Le livre est agréable à lire, mais pas trépidant. Le charme est dans les digressions et  opinions très personnelles de l’auteur:

« Je traverserai dans la torpeur du début d’après-midi, la réserve de sanglier de la forêt de Saint Quintin. Septe centssangliers y vivent en semi-liberté et s’y engraissent – les inconscients – pour les futurs massacres des chasseurs. D’ailleurs c’est maintenant une pratique courante : l’habitude de tout massacrer a contraint une société de chasse à créer des réserves de gibier, autrement dit à nourrir et choyer des bête à seule fin de les massacrer ensuite. On me répondra que c’est précisément ce qu’on fait avec les animaux d’élevage depuis le Paléolitique. Exactement. Et c’est pourquoi la chasse ressemble de plus en plus à l’industrie de la boucherie. Car les bêtes – les sangliers notamment – nourries par l’homme, semi apprivoisées, ne se méfient plus les chasseurs et se font tuer souvent à bout portant. »

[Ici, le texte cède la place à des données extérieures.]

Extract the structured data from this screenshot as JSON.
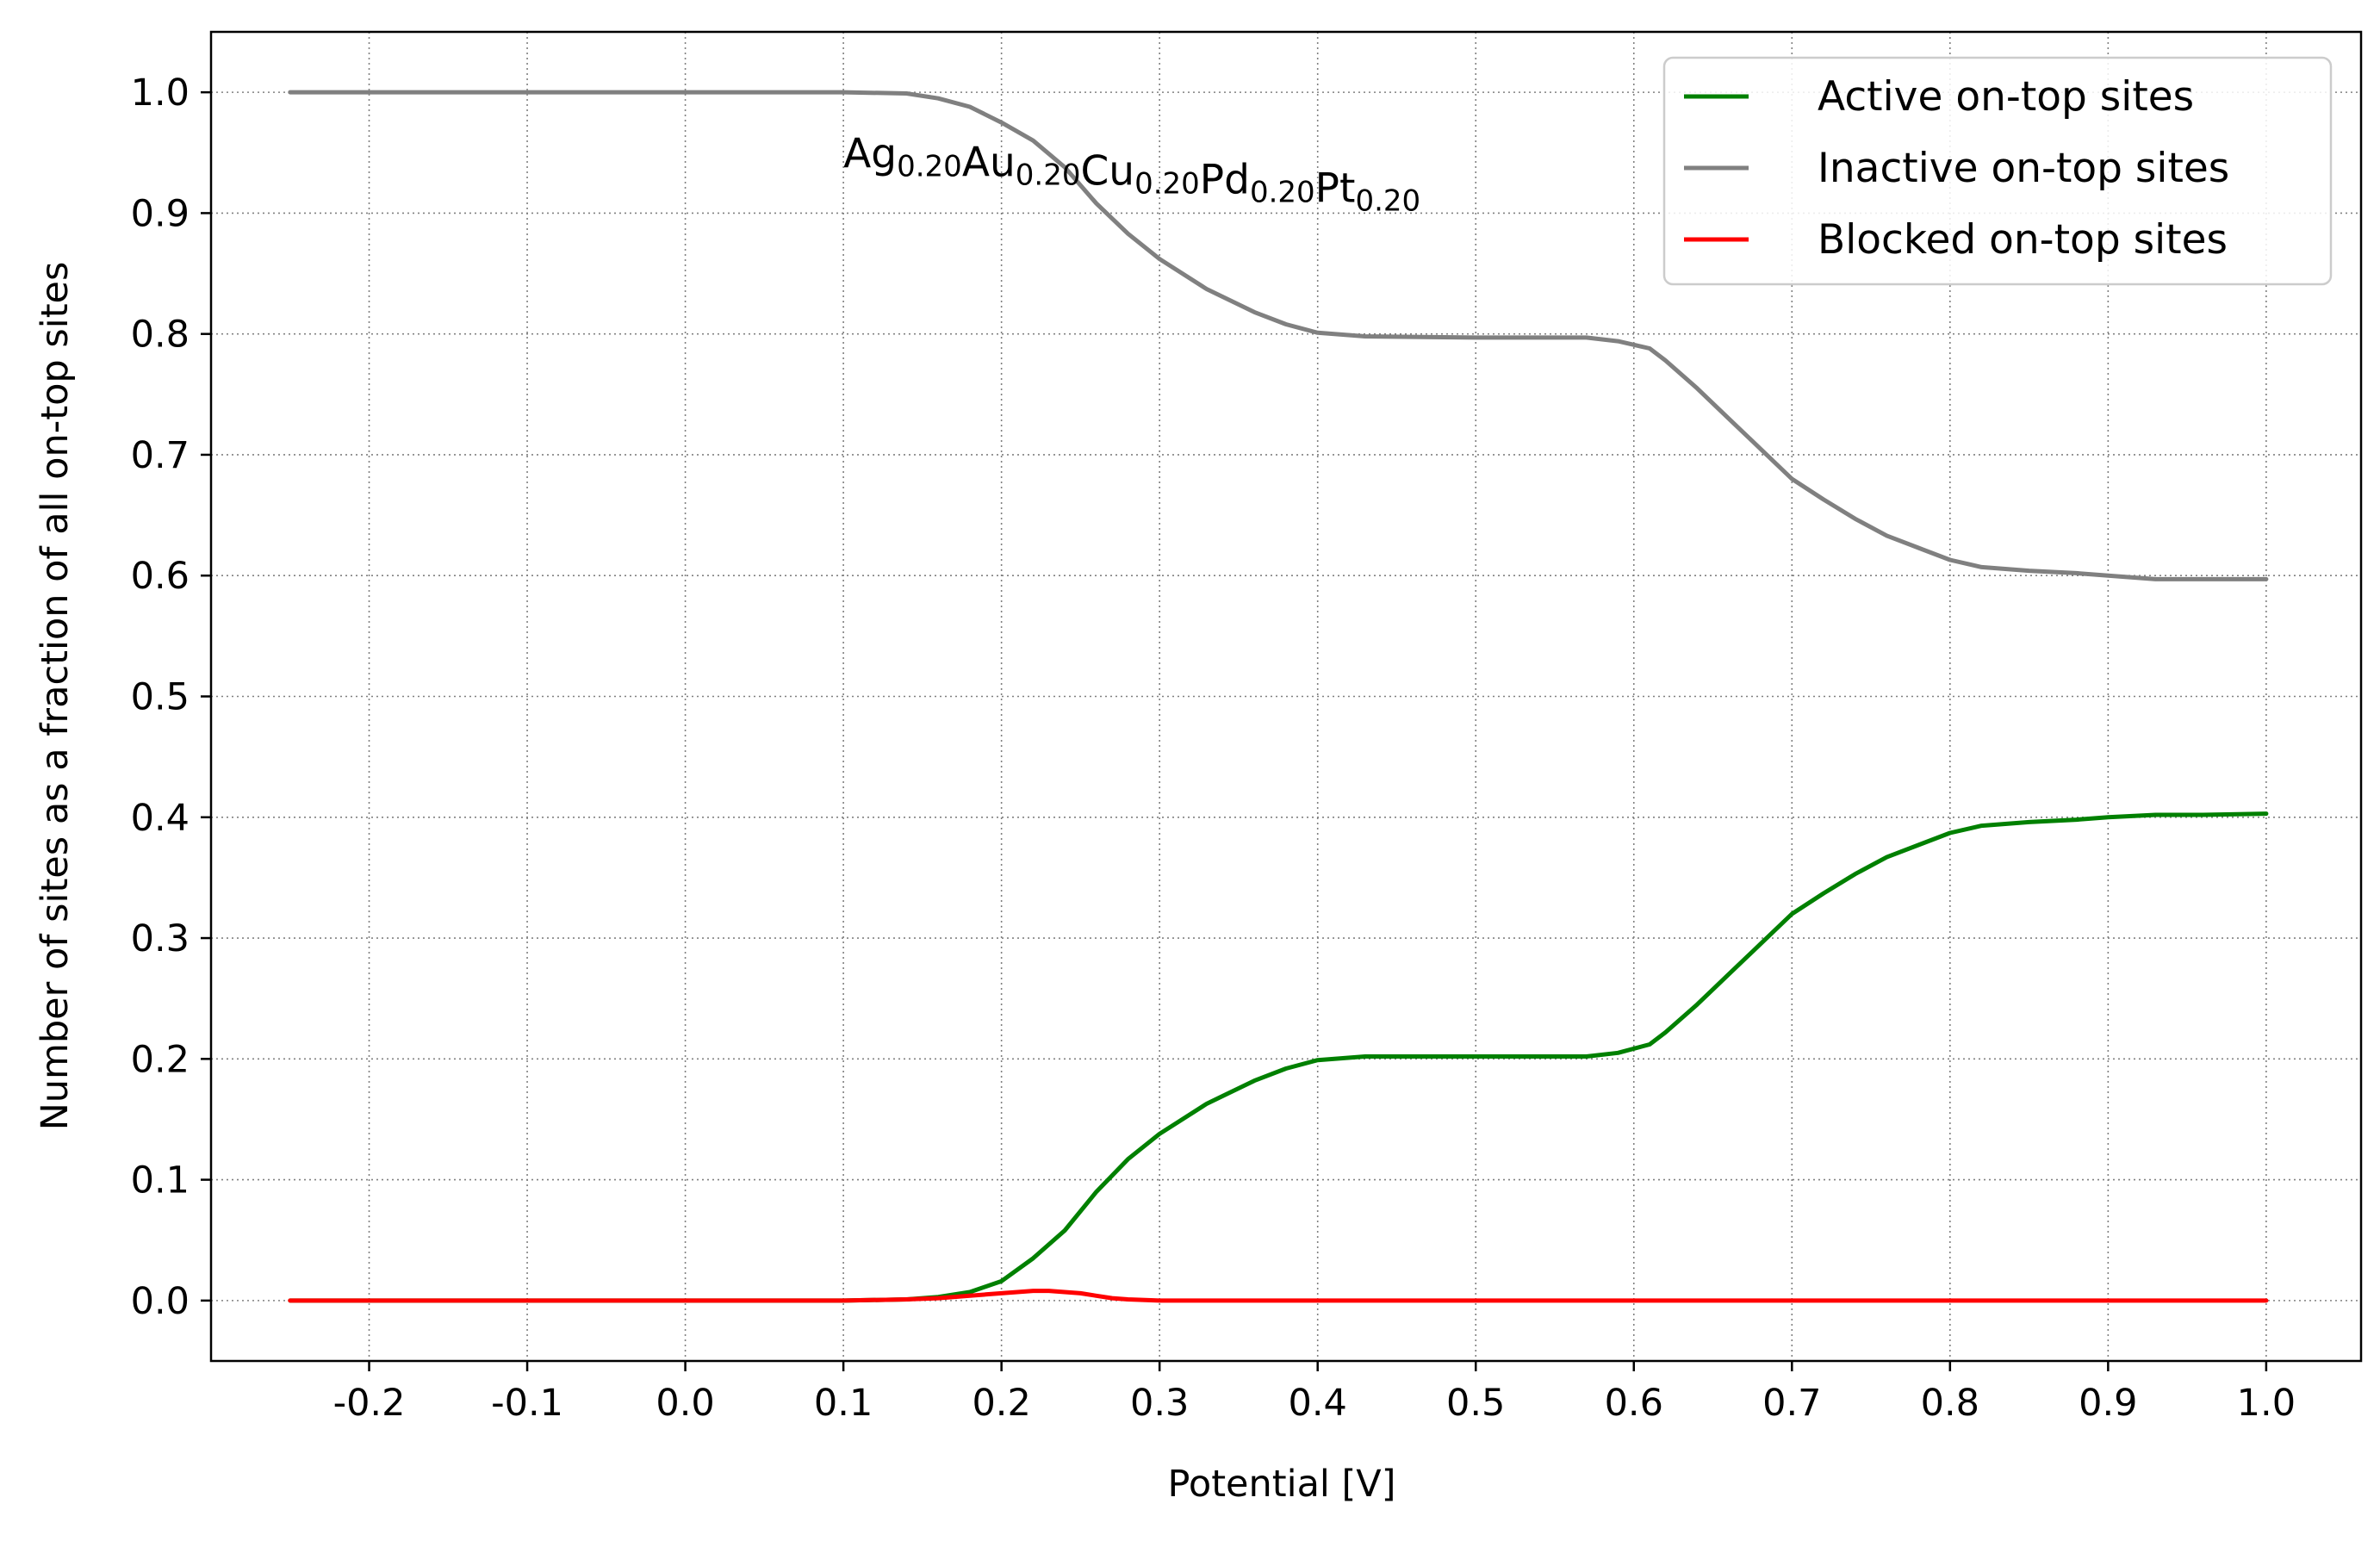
{
  "chart_data": {
    "type": "line",
    "title": "",
    "xlabel": "Potential [V]",
    "ylabel": "Number of sites as a fraction of all on-top sites",
    "xlim": [
      -0.3,
      1.06
    ],
    "ylim": [
      -0.05,
      1.05
    ],
    "xticks": [
      -0.2,
      -0.1,
      0.0,
      0.1,
      0.2,
      0.3,
      0.4,
      0.5,
      0.6,
      0.7,
      0.8,
      0.9,
      1.0
    ],
    "xtick_labels": [
      "-0.2",
      "-0.1",
      "0.0",
      "0.1",
      "0.2",
      "0.3",
      "0.4",
      "0.5",
      "0.6",
      "0.7",
      "0.8",
      "0.9",
      "1.0"
    ],
    "yticks": [
      0.0,
      0.1,
      0.2,
      0.3,
      0.4,
      0.5,
      0.6,
      0.7,
      0.8,
      0.9,
      1.0
    ],
    "ytick_labels": [
      "0.0",
      "0.1",
      "0.2",
      "0.3",
      "0.4",
      "0.5",
      "0.6",
      "0.7",
      "0.8",
      "0.9",
      "1.0"
    ],
    "grid": true,
    "legend_position": "top-right",
    "annotation": {
      "parts": [
        {
          "base": "Ag",
          "sub": "0.20"
        },
        {
          "base": "Au",
          "sub": "0.20"
        },
        {
          "base": "Cu",
          "sub": "0.20"
        },
        {
          "base": "Pd",
          "sub": "0.20"
        },
        {
          "base": "Pt",
          "sub": "0.20"
        }
      ],
      "x": 0.1,
      "y": 0.95
    },
    "series": [
      {
        "name": "Active on-top sites",
        "color": "#008000",
        "x": [
          -0.25,
          0.0,
          0.1,
          0.14,
          0.16,
          0.18,
          0.2,
          0.22,
          0.24,
          0.26,
          0.28,
          0.3,
          0.33,
          0.36,
          0.38,
          0.4,
          0.43,
          0.5,
          0.57,
          0.59,
          0.61,
          0.62,
          0.64,
          0.66,
          0.68,
          0.7,
          0.72,
          0.74,
          0.76,
          0.78,
          0.8,
          0.82,
          0.85,
          0.88,
          0.9,
          0.93,
          0.96,
          1.0
        ],
        "y": [
          0.0,
          0.0,
          0.0,
          0.001,
          0.003,
          0.007,
          0.016,
          0.035,
          0.058,
          0.09,
          0.117,
          0.138,
          0.163,
          0.182,
          0.192,
          0.199,
          0.202,
          0.202,
          0.202,
          0.205,
          0.212,
          0.222,
          0.245,
          0.27,
          0.295,
          0.32,
          0.337,
          0.353,
          0.367,
          0.377,
          0.387,
          0.393,
          0.396,
          0.398,
          0.4,
          0.402,
          0.402,
          0.403
        ]
      },
      {
        "name": "Inactive on-top sites",
        "color": "#808080",
        "x": [
          -0.25,
          0.0,
          0.1,
          0.14,
          0.16,
          0.18,
          0.2,
          0.22,
          0.24,
          0.26,
          0.28,
          0.3,
          0.33,
          0.36,
          0.38,
          0.4,
          0.43,
          0.5,
          0.57,
          0.59,
          0.61,
          0.62,
          0.64,
          0.66,
          0.68,
          0.7,
          0.72,
          0.74,
          0.76,
          0.78,
          0.8,
          0.82,
          0.85,
          0.88,
          0.9,
          0.93,
          0.96,
          1.0
        ],
        "y": [
          1.0,
          1.0,
          1.0,
          0.999,
          0.995,
          0.988,
          0.975,
          0.96,
          0.938,
          0.908,
          0.883,
          0.862,
          0.837,
          0.818,
          0.808,
          0.801,
          0.798,
          0.797,
          0.797,
          0.794,
          0.788,
          0.778,
          0.755,
          0.73,
          0.705,
          0.68,
          0.663,
          0.647,
          0.633,
          0.623,
          0.613,
          0.607,
          0.604,
          0.602,
          0.6,
          0.597,
          0.597,
          0.597
        ]
      },
      {
        "name": "Blocked on-top sites",
        "color": "#ff0000",
        "x": [
          -0.25,
          0.0,
          0.1,
          0.14,
          0.16,
          0.18,
          0.19,
          0.2,
          0.21,
          0.22,
          0.23,
          0.24,
          0.25,
          0.26,
          0.27,
          0.28,
          0.3,
          0.4,
          0.6,
          0.8,
          1.0
        ],
        "y": [
          0.0,
          0.0,
          0.0,
          0.001,
          0.002,
          0.004,
          0.005,
          0.006,
          0.007,
          0.008,
          0.008,
          0.007,
          0.006,
          0.004,
          0.002,
          0.001,
          0.0,
          0.0,
          0.0,
          0.0,
          0.0
        ]
      }
    ]
  }
}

« Quiconque envisage de marche à pied à travers la France… doit savoir que son problème essentiel, crucial sinon vital, ne sera ni la faim, ni la soif, ni la fatigue, ni les marécages, ni les entorse, ni les récifs à marée haute, ni la mort par épuisement dans les forêts, mais LES CHIENS. … impossible d’avancer d’un pas : le fauve l’emboitait. De plus, c’était un chien-loup de belle taille, à loeil rouge et aux crocs bien visibles, si furieux, si hurlant contre moi, que je l’ai cru un moment enragé. Il se tenait, à un mètre, gueule ouverte, les yeux injectés, les pattes ramassées, prêt à bondir…. Je posai mon sac sur la route, lentement, et je m’assis dessus. Puis je tendis la main à l’animal en lui prodiguant les noms les plus flatteurs (et les moins mérités). Il cessa d’aboyer  un instant, m’observa, puis reprit de plus belle. J’insistai. Alors, toujours grognant, il s’approcha lentement, flaira longuement ma main tendue, puis d’un coup partit droit dans la direction opposée. »

On trouve l’expression du spleen du voyageur au long cours, celui que je redoute de vivre après quelques mois de voyage autour du monde :

Le spleen du randonneur au long cours

« Quelques fois la lassitude vous saisit  brusquement quand on marche. Non pas la lassitude physique mais un désarroi, un ennui, presque un désespoir, inexplicables. Je me souviens qu’en cet endroit précis, devant ces champs retournés, le désordre des plantes arrachées, ces oiseaux tristes picorant sans un cri les miettes de la terre, je me sens pris d’un découragement subit. La solitude, cette route sans fin, ces rencontres trop brèves et si superficielles, tout ce que je n’avais ni vécu ni senti, me saisirent à la gorge. Je jetais mon sac sur le côté, furieux de ce voyage inutile et stérile. Marcher, vivre comme en errant, passer une partie de son temps à vaincre chaque jour la méfiance instinctive que je lisais sur les visages,… pourquoi ? »

Je pense que d’autres livres comme « Un été en Grèce » doivent être très séduisants.